For some reason, I can’t make heads or tails of what I’m supposed to do to submit to present at the event. I don’t know if it is just that my brain won’t compute (and yes, I’ve had my coffee) or if this is simply a process for sourcing speakers that I’ve never encountered before.
For example, the information below is pretty much Greek to me:
Specs for papers:
Unpublished, 10 pages max., ACM format, include an abstract of < 250 words. May be selected for publication in the conference proceedings, and/or for “full” or “spotlight” presentations.
Specs for posters, presentations, or demonstrations:
Must be an abstract of < 500 words. May be previously published or presented. Are eligible only for “full” or “spotlight” presentations.
I look at this, and I immediately stumble at “AMC,” at “abstract,” at “posters.” I feel like I’ve entered a world with new words and language and expectation that my already enormous fear of submitting presentation descriptions and summaries to conferences is exacerbated. I panic that I don’t have the right credentials, that I don’t know what I’m talking about, that I can’t figure out the format.
I’ve struggled all my life with filling out forms but somehow push through that fear to submit to conferences to speak (mostly rejected). Suddenly, I’m faced with a new process. The world flips upside down in my head.
I was really excited about the information I wanted to share – an actual case study of a wine company crowdsourcing input from their “crowd” on their Facebook Page to influence the name, logo and labels of several new wines that hit the shelves this year. Crowdsourcing product development for a consumer product using a social network! That seemed interesting, to me at least.
But I got to this step for submission and froze:
Follow formatting guidelines used for WWW 2010. Those guidelines are available here.

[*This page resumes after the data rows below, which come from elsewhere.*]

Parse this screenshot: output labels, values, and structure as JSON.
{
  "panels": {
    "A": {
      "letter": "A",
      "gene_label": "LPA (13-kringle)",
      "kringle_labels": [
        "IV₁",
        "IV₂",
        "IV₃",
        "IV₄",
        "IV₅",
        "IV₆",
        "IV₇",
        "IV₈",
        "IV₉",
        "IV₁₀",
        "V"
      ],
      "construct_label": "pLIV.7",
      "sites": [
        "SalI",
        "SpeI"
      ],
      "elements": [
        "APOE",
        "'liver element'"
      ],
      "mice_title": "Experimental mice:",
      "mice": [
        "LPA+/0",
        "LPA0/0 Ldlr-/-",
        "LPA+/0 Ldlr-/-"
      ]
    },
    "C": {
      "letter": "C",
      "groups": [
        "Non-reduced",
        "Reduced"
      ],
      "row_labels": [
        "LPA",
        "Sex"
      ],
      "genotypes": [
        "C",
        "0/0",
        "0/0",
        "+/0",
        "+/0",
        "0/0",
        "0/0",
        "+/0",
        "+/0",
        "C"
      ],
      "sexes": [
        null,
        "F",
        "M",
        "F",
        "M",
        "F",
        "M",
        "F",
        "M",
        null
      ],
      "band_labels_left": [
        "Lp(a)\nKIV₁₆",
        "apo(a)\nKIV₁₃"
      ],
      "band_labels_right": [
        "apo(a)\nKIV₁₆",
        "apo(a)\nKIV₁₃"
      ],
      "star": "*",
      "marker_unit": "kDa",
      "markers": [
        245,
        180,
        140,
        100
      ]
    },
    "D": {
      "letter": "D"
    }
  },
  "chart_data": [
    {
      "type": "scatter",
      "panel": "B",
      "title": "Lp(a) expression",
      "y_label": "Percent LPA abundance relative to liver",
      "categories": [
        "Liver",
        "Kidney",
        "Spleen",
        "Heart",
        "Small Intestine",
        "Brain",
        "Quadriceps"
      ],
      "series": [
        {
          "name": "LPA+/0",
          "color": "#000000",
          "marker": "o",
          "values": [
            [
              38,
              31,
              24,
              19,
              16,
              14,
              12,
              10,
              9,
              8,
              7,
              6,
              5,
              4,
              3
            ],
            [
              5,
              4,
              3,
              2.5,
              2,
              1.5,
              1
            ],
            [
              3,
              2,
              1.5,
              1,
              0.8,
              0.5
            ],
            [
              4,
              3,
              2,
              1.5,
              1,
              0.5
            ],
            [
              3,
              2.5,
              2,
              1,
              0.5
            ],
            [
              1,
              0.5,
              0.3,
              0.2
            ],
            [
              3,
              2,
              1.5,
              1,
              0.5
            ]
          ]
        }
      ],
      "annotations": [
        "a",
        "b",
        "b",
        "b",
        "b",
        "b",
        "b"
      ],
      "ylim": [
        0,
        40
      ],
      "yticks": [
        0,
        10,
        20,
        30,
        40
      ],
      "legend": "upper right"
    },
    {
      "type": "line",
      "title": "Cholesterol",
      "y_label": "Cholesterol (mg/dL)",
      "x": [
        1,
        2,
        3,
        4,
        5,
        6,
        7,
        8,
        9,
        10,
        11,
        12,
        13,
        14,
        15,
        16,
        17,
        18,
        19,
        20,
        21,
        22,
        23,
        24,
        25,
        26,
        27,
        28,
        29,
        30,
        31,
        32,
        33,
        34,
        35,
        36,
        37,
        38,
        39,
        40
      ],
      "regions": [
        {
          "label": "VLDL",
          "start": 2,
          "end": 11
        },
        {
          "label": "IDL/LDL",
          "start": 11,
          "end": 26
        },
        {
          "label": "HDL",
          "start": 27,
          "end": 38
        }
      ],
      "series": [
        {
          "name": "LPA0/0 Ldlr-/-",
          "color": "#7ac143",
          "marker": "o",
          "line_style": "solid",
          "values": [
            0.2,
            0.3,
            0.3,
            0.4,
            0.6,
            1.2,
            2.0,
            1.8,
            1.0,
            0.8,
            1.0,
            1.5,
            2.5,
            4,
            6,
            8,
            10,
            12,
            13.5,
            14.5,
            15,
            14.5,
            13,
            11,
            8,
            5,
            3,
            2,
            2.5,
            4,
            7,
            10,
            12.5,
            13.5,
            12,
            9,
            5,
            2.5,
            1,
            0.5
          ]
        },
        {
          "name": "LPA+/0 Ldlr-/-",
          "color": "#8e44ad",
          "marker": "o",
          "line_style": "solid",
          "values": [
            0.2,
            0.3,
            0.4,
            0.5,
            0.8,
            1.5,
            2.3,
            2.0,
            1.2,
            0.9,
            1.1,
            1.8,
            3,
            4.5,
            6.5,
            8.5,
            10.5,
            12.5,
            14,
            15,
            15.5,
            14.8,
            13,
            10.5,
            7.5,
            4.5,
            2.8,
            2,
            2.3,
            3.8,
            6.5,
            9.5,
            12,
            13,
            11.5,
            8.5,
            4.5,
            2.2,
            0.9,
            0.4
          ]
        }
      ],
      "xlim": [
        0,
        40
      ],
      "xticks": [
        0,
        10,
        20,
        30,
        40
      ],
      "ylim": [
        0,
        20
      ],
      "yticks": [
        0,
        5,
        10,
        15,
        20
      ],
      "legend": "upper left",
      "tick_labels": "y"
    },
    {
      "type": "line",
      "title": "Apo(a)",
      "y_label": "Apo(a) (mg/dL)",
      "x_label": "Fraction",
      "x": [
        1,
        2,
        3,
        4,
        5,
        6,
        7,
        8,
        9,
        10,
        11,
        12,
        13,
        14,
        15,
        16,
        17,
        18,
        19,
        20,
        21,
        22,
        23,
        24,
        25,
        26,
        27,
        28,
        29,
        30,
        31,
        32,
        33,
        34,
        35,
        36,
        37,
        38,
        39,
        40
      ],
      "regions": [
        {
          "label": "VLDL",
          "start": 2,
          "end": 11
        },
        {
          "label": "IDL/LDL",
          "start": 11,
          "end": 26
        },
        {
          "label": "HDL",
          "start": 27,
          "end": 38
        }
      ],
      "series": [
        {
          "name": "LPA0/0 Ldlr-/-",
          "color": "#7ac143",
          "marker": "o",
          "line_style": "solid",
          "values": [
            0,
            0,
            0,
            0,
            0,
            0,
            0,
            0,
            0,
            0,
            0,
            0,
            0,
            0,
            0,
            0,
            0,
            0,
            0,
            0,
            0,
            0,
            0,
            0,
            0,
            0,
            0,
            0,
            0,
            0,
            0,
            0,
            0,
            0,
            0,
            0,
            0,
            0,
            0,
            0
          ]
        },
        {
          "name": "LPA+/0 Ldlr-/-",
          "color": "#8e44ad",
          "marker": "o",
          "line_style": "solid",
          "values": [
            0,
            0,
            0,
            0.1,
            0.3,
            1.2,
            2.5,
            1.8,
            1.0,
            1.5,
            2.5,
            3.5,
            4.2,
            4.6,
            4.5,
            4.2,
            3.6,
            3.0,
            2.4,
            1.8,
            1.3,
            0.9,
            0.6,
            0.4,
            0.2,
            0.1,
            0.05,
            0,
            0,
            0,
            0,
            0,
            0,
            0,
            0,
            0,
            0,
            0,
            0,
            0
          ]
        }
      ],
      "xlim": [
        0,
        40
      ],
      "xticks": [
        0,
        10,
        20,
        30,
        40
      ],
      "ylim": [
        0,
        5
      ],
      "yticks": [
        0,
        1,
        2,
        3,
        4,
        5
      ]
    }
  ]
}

WWW 2010? Formatting guidelines? The language on the instructions page only escalated my feelings of inadequacy:
Refereed papers and posters must be submitted as PDF documents. No other format will be accepted. It is the responsibility of all authors to produce PDF documents that can be read and printed on any platform. Please check to ensure that you can produce PDF documents well before the submission deadline. The inability to produce a PDF document will not result in an extension of the paper submission deadline.
Refereed papers? Posters? I was so confused by those words that the fact that I know how to produce a PDF was no solace to me. Even something as simple as this sentence made me cringe:
Refereed papers can be prepared using either LaTeX or Microsoft Word.
What was LaTeX? Certainly not a rubber-like substance. And Microsoft Word? What if I boycott Microsoft and only use NeoOffice? Would the Save as Microsoft Word doc function be acceptable?
I finally gave up when I got to this sentence:
These are modified versions of the ACM proceedings style files.
ACM proceedings. I tweeted about this and a friend informed me that it meant that this was an academic something or other kind of event.
That’s when I knew I couldn’t submit. I’m not an academic. I don’t even have a college degree. I’ve had a long, successful business career and never once felt that my lack of a college degree stood in my way…until now.
But don’t let my neurosis and funky brain keep you from submitting a paper or a poster or a presentation with the very specific formatting. I know you can do it. You are a stronger woman than I.
Can anyone out there please offer some tips and translation to other women who may want to submit something but don’t have the experience responding to these kinds of formal calls for paper?